HONG KONG—Snapdeal's chief executive, Kunal Bahl, said Thursday the Indian e-commerce company aims to be profitable in two to three years.

The company is spending millions of dollars on the technology infrastructure needed "to make a ton of money later," Mr. Bahl said at the Converge technology conference, co-hosted by The Wall Street Journal and f.ounders.

"We are building the highways of commerce, investing tremendously in technology," Mr. Bahl said. "Just scale will not bring profits, sustainable capabilities will bring tremendous profits."

Snapdeal started life five years ago as a daily deals website, like Groupon Inc., but is now an online marketplace that models itself on Alibaba Group Holding Ltd.'s Taobao. It has used multimillion-dollar investments to build a warehouse network that houses goods that account for 50% of all the marketplace's sales. Snapdeal has also been on an acquisition spree, buying companies that allow it to offer loans to both consumers and merchants on its site.
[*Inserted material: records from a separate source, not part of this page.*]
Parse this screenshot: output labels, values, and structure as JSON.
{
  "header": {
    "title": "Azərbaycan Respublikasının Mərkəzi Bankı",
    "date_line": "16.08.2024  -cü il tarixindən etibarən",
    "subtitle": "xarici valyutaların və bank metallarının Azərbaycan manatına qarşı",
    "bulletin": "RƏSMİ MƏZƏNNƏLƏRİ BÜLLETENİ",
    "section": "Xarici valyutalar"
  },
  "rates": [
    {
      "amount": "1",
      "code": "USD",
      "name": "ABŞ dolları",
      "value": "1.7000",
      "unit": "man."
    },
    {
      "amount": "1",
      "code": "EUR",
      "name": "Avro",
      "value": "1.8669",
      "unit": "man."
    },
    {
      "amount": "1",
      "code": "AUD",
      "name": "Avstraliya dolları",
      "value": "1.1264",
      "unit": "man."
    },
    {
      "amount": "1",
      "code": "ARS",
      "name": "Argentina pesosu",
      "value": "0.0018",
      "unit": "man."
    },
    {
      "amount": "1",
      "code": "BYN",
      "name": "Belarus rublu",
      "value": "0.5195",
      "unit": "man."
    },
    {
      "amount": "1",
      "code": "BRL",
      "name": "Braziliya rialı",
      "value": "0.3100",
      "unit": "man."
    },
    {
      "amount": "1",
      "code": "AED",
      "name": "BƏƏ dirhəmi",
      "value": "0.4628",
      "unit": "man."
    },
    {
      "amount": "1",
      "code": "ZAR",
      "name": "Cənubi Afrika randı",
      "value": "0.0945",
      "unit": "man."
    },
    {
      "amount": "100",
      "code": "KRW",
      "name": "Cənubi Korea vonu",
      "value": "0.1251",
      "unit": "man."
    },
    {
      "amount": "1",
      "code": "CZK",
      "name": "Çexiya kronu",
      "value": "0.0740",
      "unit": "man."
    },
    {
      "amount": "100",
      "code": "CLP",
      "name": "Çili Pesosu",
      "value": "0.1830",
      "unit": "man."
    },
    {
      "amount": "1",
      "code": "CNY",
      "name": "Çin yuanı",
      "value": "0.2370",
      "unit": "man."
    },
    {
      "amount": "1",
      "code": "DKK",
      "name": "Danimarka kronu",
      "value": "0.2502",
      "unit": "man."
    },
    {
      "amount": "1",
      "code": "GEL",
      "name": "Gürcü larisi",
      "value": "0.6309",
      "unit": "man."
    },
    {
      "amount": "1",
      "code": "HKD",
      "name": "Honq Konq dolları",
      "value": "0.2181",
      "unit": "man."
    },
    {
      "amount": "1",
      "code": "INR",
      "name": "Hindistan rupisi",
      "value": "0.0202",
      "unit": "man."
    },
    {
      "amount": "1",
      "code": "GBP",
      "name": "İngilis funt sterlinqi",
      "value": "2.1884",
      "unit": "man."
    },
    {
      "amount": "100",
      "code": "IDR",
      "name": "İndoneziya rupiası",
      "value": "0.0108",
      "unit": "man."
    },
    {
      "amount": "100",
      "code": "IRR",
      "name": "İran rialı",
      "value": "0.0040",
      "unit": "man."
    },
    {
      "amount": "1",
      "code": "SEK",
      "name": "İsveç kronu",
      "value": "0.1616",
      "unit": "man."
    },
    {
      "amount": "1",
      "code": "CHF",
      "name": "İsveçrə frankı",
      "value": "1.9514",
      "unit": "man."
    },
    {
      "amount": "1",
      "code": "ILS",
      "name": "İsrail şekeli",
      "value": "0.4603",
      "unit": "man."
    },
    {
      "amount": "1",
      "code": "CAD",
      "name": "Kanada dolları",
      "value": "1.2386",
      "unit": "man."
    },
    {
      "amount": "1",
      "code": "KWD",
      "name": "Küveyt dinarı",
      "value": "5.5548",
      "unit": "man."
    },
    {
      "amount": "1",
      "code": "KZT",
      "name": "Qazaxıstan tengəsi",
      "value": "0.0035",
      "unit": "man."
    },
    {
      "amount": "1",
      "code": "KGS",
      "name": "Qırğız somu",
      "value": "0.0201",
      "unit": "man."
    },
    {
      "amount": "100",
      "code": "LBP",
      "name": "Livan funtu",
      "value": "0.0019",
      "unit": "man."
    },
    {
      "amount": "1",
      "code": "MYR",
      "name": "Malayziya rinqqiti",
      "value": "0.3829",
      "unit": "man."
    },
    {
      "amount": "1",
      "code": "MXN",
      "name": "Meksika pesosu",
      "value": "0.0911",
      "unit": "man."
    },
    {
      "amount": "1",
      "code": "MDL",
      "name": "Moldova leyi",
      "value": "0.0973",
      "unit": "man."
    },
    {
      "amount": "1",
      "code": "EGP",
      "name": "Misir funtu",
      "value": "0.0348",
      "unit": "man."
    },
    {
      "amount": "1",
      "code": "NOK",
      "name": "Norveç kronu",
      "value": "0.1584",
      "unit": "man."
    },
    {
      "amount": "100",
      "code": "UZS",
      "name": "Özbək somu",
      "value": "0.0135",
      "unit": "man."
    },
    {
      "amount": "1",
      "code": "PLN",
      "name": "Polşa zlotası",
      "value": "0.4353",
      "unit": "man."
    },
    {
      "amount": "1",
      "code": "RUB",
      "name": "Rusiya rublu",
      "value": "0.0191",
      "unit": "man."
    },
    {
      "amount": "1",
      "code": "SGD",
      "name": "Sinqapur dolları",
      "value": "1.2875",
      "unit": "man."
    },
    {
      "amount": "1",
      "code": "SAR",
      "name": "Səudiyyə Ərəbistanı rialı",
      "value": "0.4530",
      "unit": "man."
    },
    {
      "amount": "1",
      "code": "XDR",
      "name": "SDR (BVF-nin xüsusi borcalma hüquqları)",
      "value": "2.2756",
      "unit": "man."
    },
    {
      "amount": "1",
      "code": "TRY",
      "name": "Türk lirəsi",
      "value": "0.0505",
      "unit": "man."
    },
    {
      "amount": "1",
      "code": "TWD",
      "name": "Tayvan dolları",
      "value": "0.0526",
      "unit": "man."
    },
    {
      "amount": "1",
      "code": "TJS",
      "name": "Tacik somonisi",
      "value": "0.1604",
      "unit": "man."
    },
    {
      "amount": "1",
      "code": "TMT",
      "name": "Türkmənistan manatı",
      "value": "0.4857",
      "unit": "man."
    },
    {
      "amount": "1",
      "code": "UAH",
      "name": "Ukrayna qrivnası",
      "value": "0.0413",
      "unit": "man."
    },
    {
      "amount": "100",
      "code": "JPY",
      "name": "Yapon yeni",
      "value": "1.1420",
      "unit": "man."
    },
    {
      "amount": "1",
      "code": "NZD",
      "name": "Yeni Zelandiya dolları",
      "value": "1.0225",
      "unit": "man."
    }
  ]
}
Snapdeal also runs a television shopping network, targeted at households that aren't yet online. "We're probably the only e-commerce company that probably went backwards," Mr. Bahl said.

A rush of investor capital into India over the past five years is helping drive a spending boom by Indian startups. "Traditionally, India has been a little capital constrained," said Prashanth Prakash, a partner at venture capital firm Accel India, who was speaking with Mr. Bahl at the conference. Now, "investors are starting to bet big," he said. "There's a $100 million investment in India every month."

Big checks help companies such as Snapdeal fund both technology improvements, but also make investments in brick-and-mortar warehouses and improve India's spotty logistics network.

Investors have begun to raise concerns about the rising valuations of Indian startups and the rate at which they are spending cash, according to several heads of Indian startups.

"You have to have a measured approach. You can't just blow a bunch of money, because everyone says infrastructure doesn't exist in India," Mr. Bahl said. Snapdeal built one million square feet of warehouse space over the past six months, but acquired a portion of a logistics company rather than build its own network.

Mr. Prakash is more concerned about companies staying ahead of the boom in e-commerce, driven by falling smartphone and mobile data prices. "Five years ago when e-commerce started [in India], it took them a year to get to 10,000 transactions," said Mr. Prakash. "Now you have companies that get there in six months."

"Investors are actually telling entrepreneurs to move faster. If that means a little bit of capital burn, that's encouraged by investors," he said.